Durante los últimos momentos con sus discípulos, Jesús demostró cómo es este amor y les ordenó a sus discípulos reflejar dicho amor hacia los demás. Una de las mejores maneras en que el mundo puede conocer el evangelio y reconocer nuestra identidad como seguidores de Cristo es que amemos a los demás como lo hizo Cristo.
Una de las mejores maneras en que el mundo puede conocer el evangelio y reconocer nuestra identidad como seguidores de Cristo es que amemos a los demás como lo hizo Cristo.
Amamos a los demás porque amamos a Dios
Si observamos el Antiguo Testamento, podemos resumir los Diez Mandamientos en dos mandamientos supremos: amar a Dios y amar a tu prójimo. Desde los días de Moisés, los creyentes han tenido un esquema claro y directo de cómo deben vivir y de como deben servir a Dios.
Amamos a los demás y podemos amar a los demás bien porque amamos a Dios sobre todas las cosas. En las Escrituras, Jesús dijo: “Yo soy la vid, ustedes los sarmientos; el que permanece en Mí y Yo en él, ese da mucho fruto, porque separados de Mí nada pueden hacer.” (Juan 15:5).
Solo podemos ser fructíferos en el amor porque hemos experimentado y sido radicalmente cambiados y redimidos por el amor de Cristo. Jesús modeló el amor de la manera más perfecta: “en que siendo aún pecadores, Cristo murió por nosotros.” (Romanos 5:8). Dado que somos amados completa, perfecta e incondicionalmente por Dios, podemos reflejar su amor hacia los demás. La señal de amar verdaderamente a Dios con todo el corazón, alma, mente y fuerzas es que también amamos a los demás. Somos imperfectos, así que nuestro amor no será perfecto, pero será una demostración tangible y visible del evangelio para otros y servirá como nuestro testimonio.
Servimos a los demás porque Cristo nos sirvió
Al principio de Juan 13, Cristo hace una demostración de amor servil, dándonos un modelo a seguir. Mientras los discípulos se reunían para cenar, Jesús se levantó y les lavó los pies. En ese período, las calles estaban llenas de suciedad, lo que hacía que los pies se ensuciaran al caminar afuera. Por lo tanto, un siervo lavaba los pies de una persona cuando regresara a casa. No era cualquier siervo quien se encargaba de esta tarea, sino el más bajo de los siervos. Era un trabajo impuro e indigno, sin embargo, Cristo se humilló a sí mismo al lavar los pies de sus discípulos, incluido aquel que lo traicionaría.

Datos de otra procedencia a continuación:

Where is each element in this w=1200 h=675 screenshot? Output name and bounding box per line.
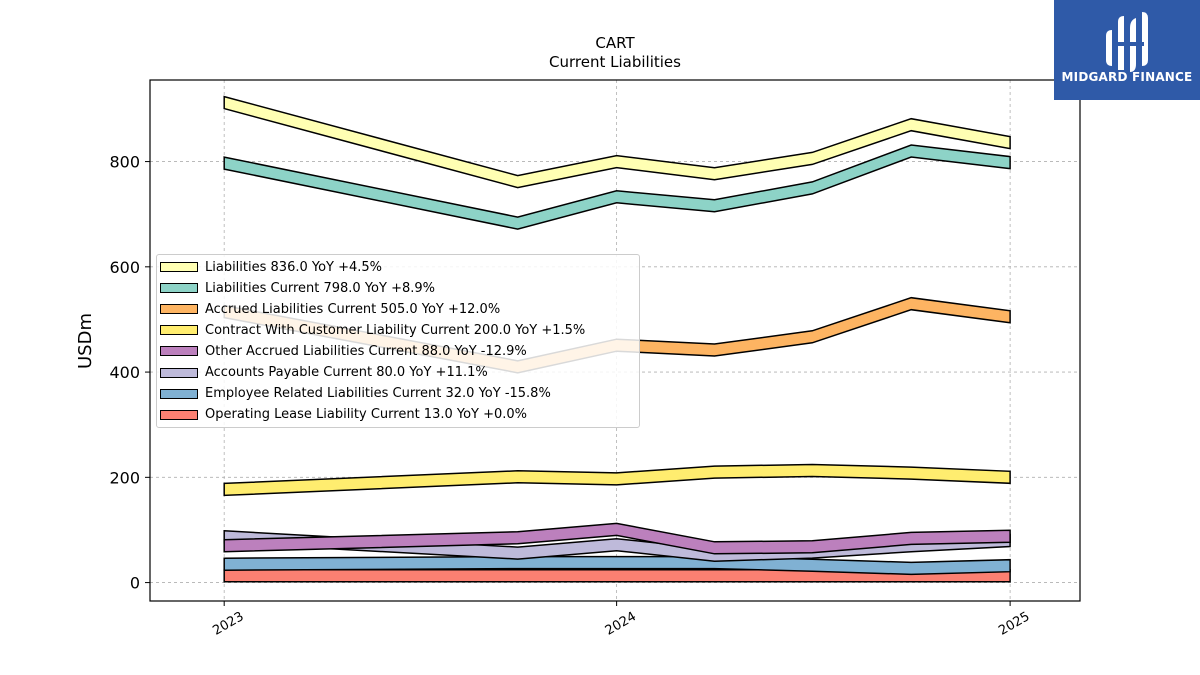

Después de lavar los pies de los discípulos, Jesús dijo: “Pues si Yo, el Señor y el Maestro, les lavé los pies, ustedes también deben lavarse los pies unos a otros. Porque les he dado ejemplo, para que como Yo les he hecho, también ustedes lo hagan.” (Juan 13:14–16).
El mandato que Jesús dio en el aposento alto nos lleva a su mandato final y supremo para todos los discípulos de Cristo: la Gran Comisión.
El amor no es arrogante, sino humilde, como vemos cuando el más alto de los altos, el Príncipe del Cielo, se hizo bajo. Entonces, nosotros también nos humillamos para cuidar y ayudar a los demás para que podamos mostrar a Cristo a través de nuestras acciones.
Compartimos el evangelio porque amamos a los demás
El mandato que Jesús dio en el aposento alto nos lleva a su mandato final y supremo para todos los discípulos de Cristo: la Gran Comisión (Mateo 28:16–20). La mejor manera en que podemos amar a los demás es contándoles sobre la forma en que Cristo nos amó en la cruz. Compartir el evangelio no requiere un título de seminario, una gran cantidad de versículos bíblicos memorizados, ni la sabiduría o estatura de una edad avanzada. Lo único que requiere es haber nacido de nuevo y haber sido transformado por el perdón que Jesús nos dio libremente a través de su sacrificio, y podremos contarles a otros sobre esta nueva vida en Cristo.
Cuando consideramos las consecuencias de alguien que no acepta a Cristo, si realmente los amamos, querremos hacer todo lo que esté a nuestro alcance para asegurarnos de que algún día estén en la mesa del Señor en el cielo. Y eso solo puede suceder si escuchan y creen en el evangelio.